Trending

'Ball Four' author, former pitcher Jim Bouton dead at 80

Jim Bouton released several updates to his best selling book, "Ball Four," including "Ball Four: The Final Pitch," in 2000.

Former major-league pitcher Jim Bouton, who made his lasting imprint on baseball with his behind-the-scenes bestseller, "Ball Four," died Wednesday at his home in Great Barrington, Massachusetts, according to several media reports. He was 80.

>> Read more trending news

Bouton died after struggling with vascular dementia, his wife, Paula Kurman, told The New York Times. The former right-handed pitcher, who played 10 major-league seasons with the New York Yankees, Seattle Pilots, Houston Astros and Atlanta Braves, suffered a stroke in 2012. Five years later, doctors discovered he had cerebral amyloid angiopathy, a brain disease, the newspaper reported.

Bouton was a hard-throwing pitcher when he broke in with the Yankees in 1962, who went 21-7 in 1963 and won two games in the 1964 World Series. However, a sore arm relegated him to the minor leagues, and in 1969 he became a member of the expansion Seattle Pilots.

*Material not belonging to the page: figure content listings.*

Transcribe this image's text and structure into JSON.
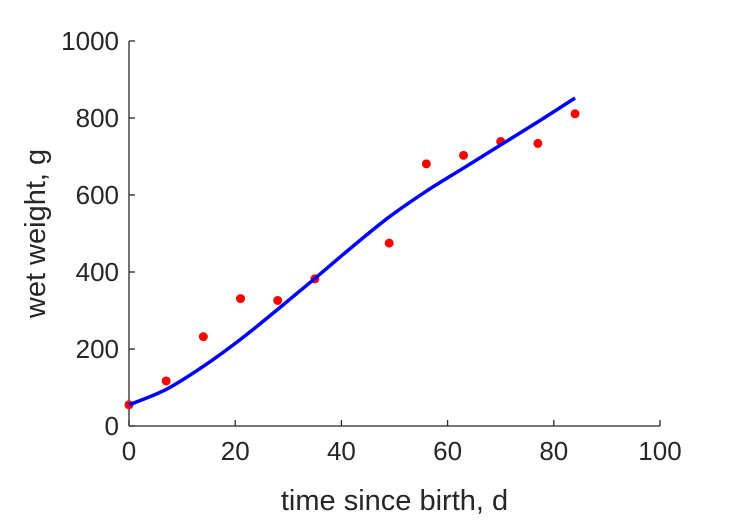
{
  "chart_data": {
    "type": "scatter",
    "title": "",
    "xlabel": "time since birth, d",
    "ylabel": "wet weight, g",
    "xlim": [
      0,
      100
    ],
    "ylim": [
      0,
      1000
    ],
    "xticks": [
      0,
      20,
      40,
      60,
      80,
      100
    ],
    "yticks": [
      0,
      200,
      400,
      600,
      800,
      1000
    ],
    "grid": false,
    "series": [
      {
        "kind": "points",
        "color": "#ff0000",
        "x": [
          0,
          7,
          14,
          21,
          28,
          35,
          49,
          56,
          63,
          70,
          77,
          84
        ],
        "y": [
          55,
          117,
          232,
          331,
          326,
          382,
          475,
          681,
          703,
          739,
          734,
          811
        ]
      },
      {
        "kind": "line",
        "color": "#0000ff",
        "x": [
          0,
          7,
          14,
          21,
          28,
          35,
          42,
          49,
          56,
          63,
          70,
          77,
          84
        ],
        "y": [
          55,
          95,
          155,
          225,
          303,
          383,
          465,
          543,
          610,
          670,
          730,
          790,
          852
        ]
      }
    ]
  }
}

It was in Seattle that Bouton began keeping a diary, which would evolve into "Ball Four." Bouton's book, which centered on his efforts to make the Pilots' pitching rotation by throwing a knuckleball, was funny and irreverent, sprinkled with obscenities rarely -- if ever -- contained before in a baseball book.

Bouton wrote about clubhouse antics, and about players drinking hard, taking amphetamines and chasing women. Those revelations, along with stories about Mickey Mantle's personal life, angered baseball officials and players, Sports Illustrated reported.

Bouton's book broke the clubhouse credo, "What you see here, what you hear here, what happens here, stays here." Players viewed Bouton's book as a betrayal, and Dick Young of the New York Daily News referred to Bouton as "a social leper." When the pitcher later spoke with the acerbic columnist, Young's response became the title of Bouton's second book, "I'm Glad You Didn't Take It Personally." That book focused on the reactions to "Ball Four."

"Ball Four" was co-written with New York Post sportswriter Leonard Shecter. and published in June 1970. It was modeled after another major league pitcher's book, "The Long Season," written in 1960 by Jim Brosnan. Bouton, however, was able to capture the humor and vulgarity of a major league clubhouse in an engaging, funny way.

Baseball commissioner Bowie Kuhn summoned Bouton to a meeting after several excerpts of the book appeared in Look magazine and wanted the book banned, The Washington Post reported. Bouton refused, and the publicity from the meeting helped "Ball Four" become one of the biggest selling sports books in history, with more than 5.5 million copies in print, the newspaper reported.

In 2002, Sports Illustrated ranked "Ball Four" at No. 3 on its list of the top 100 sports books of all time. He finished behind A.J. Liebling's boxing book, "The Sweet Science," and Roger Kahn's tribute to the Brooklyn Dodgers, "The Boys of Summer," the Post reported.

Bouton was traded from Seattle to Houston midway through the 1969 season and was released by the Astros in 1970. He made a brief comeback with Braves in 1978.

Bouton spent life after baseball as a motivational speaker and helped invent Big League Chew, a brand of bubblegum packaged to look like a bag of tobacco.

Bouton and Mantle reconciled before the Hall of Famer's death in 1995. Shunned for years by the Yankees, Bouton was finally invited to an Old-Timers Game in 1998 after his son, Michael, wrote a letter to the Times on Father's Day, asking the Yankees to end their freeze out of the former All-Star.

Bouton always insisted he was not trying to write a "kiss-and-tell" book, and also mentioned the positives of his career and the relationships he forged during his career. His love for the game never ended.

"You see, you spend a good piece of your life gripping a baseball and in the end it turns out that it was the other way around all the time," Bouton writes in the final paragraph of "Ball Four."